| The Informatics Review |
Informaticians have been developing knowledge-based clinical decision support systems for over 30 years with many notable successes [Reisman, 1996]. Once the arduous tasks of collecting the medical knowledge required and developing an accurate computer understandable representation scheme are complete, the informatician must determine the appropriate user interaction model. Several different interaction models have been developed over the years. The following sections briefly describe each of the five main user interaction models and provide examples of successful systems that have been developed using each of them.
Interpretation systems present information to clinicians passively. These systems can create relatively simple, yet nicely formatted clinical laboratory reports and graphs, or sophisticated interpretations of such things as electrocardiograms (EKGs) [Klingeman, 1967]. Interpretation systems work best when interfaced directly to the data generated by laboratory instruments that produce numeric data. In addition, there should be a well understood physiologic model in existence which unambiguously interprets the data. These systems have found their greatest clinical utility in areas such as arterial blood gas interpretation [Gardner, 1975], spirometry [Ostler, 1984], and automated PAP smear analysis [Wilbur, 1998], to name just a few.
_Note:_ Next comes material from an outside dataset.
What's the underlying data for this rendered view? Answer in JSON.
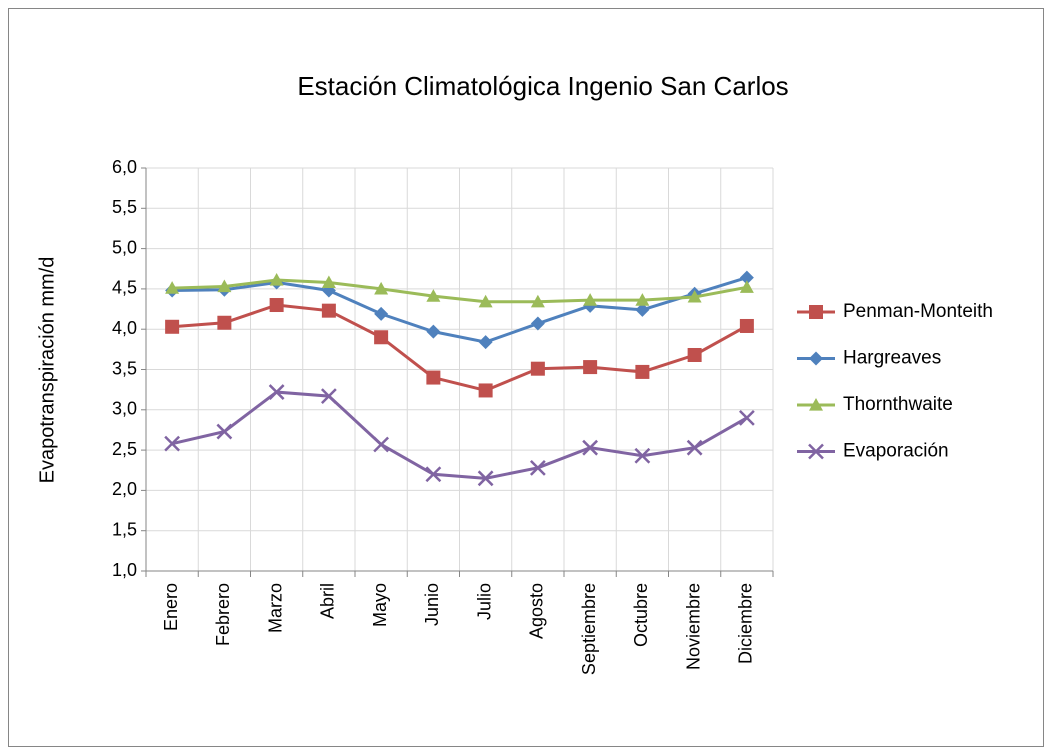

Consultation systems carry on an interactive dialogue with clinicians in an attempt to help them arrive at a correct diagnoses or therapeutic decisions. These systems can be used by physicians to determine the test or procedure that will be most likely to help them confirm or rule out a specific diagnosis. One of the earliest consultation systems, MYCIN, was developed by Shortliffe in the early 1970s [Shortliffe, 1975]. Clinicians interacted with MYCIN through a long series of questions designed to elicit the patient's clinical state and then help the clinician select the appropriate antibiotic. More recently informaticians have utilized the consultation model for the implementation of clinical practice guidelines. Very few of these systems have met with extensive or even continued use in real-life clinical situations.
Monitoring systems "watch" the clinical database for the storage of particular data items or the passage of a predetermined amount of time. Once such an item is stored in the database, a program is called which "decides" whether the particular data value (or combination of data values) warrants notifying a clinician. Monitoring systems work best on problem areas in which the medical knowledge can be represented in one or more if-then-else type constructs. These systems have met with considerable success in areas as simple as the detection of abnormal laboratory results [Bradshaw, 1989] and adverse drug events [Classen, 1992] or as complicated as ventilator monitoring in ICU patients [Sittig, 1989]. Most clinicians find the "safety net" effect of such systems reassuring and more often than not are happy to comply with the computer's suggestion.
Critiquing systems require that all the patient's clinical data, as well as the clinician's anticipated action be available in the computer. The critiquing system then generates a review of this decision based on its "understanding" of the patient's underlying patho-physiological condition and the risks associated with the planned therapeutic alternative chosen. Such systems have met with their greatest success when incorporated into physician order entry systems. In such cases they can inform physicians of potential drug-drug, drug-lab, or drug-allergy interactions, as well as suggest less expensive alternatives [Teich, 1997]. Given the diagnosis the physician is attempting to confirm or rule-out, a critiquing system might mention a more appropriate radiological exam [Harpole, 1997].
Any of the above mentioned interaction models can be enhanced by offering a "teaching mode" to the user. Such a mode would allow the system to "explain" its reasoning to the clinician. In a landmark article, Teach and Shortliffe stated that the ability of a system to "explain" its reasoning was one of the key factors in clinician acceptance of decision support systems [Teach, 1981]. Since that time many systems have been successfully deployed without this capability, although system developers are still encouraged to provide it when possible. Many developers skirt this issue by citing a scientific journal article or displaying the actual rules (along with the patient's data values) the system used to reach the conclusion.
Choosing the appropriate user interaction model is one of the most difficult and important decisions the informatician must make. The key item that must be considered is the nature of the medical decision being made. Many medical decisions are based on numerous simple and widely agreed upon, rules that all clinicians know but have difficulty bringing to bear with 100% accuracy. Examples of such decisions might include: Does this infant need an MMR vaccination today? Do these particular arterial blood gas values represent a metabolic or respiratory acidosis? Has the patient's sodium value fallen more than 25% over the last 12 hours? These determinations are best implemented as interpretation or monitoring systems. Other decisions are fraught with complicated risk assessments and competing alternatives; they have no clear-cut "best" solutions. Such decisions are best implemented as critiquing systems. The management of a patient's hypertension [Miller, 1984] or the selection of the anesthetic technique to be employed during surgery [Miller, 1983] are two excellent examples of medical decisions which beg for a critiquing system. The consultation mode, on the other hand, has not met with much success in the clinical realm for the simple reason that clinicians are reluctant to spend extended periods of time entering data into a computer in order to receive advice.
Building knowledge-based clinical decision support systems that are intended for routine use in the clinical setting is a difficult, but rewarding challenge. Finding the appropriate user interaction model is one of the most important, but often overlooked, tasks.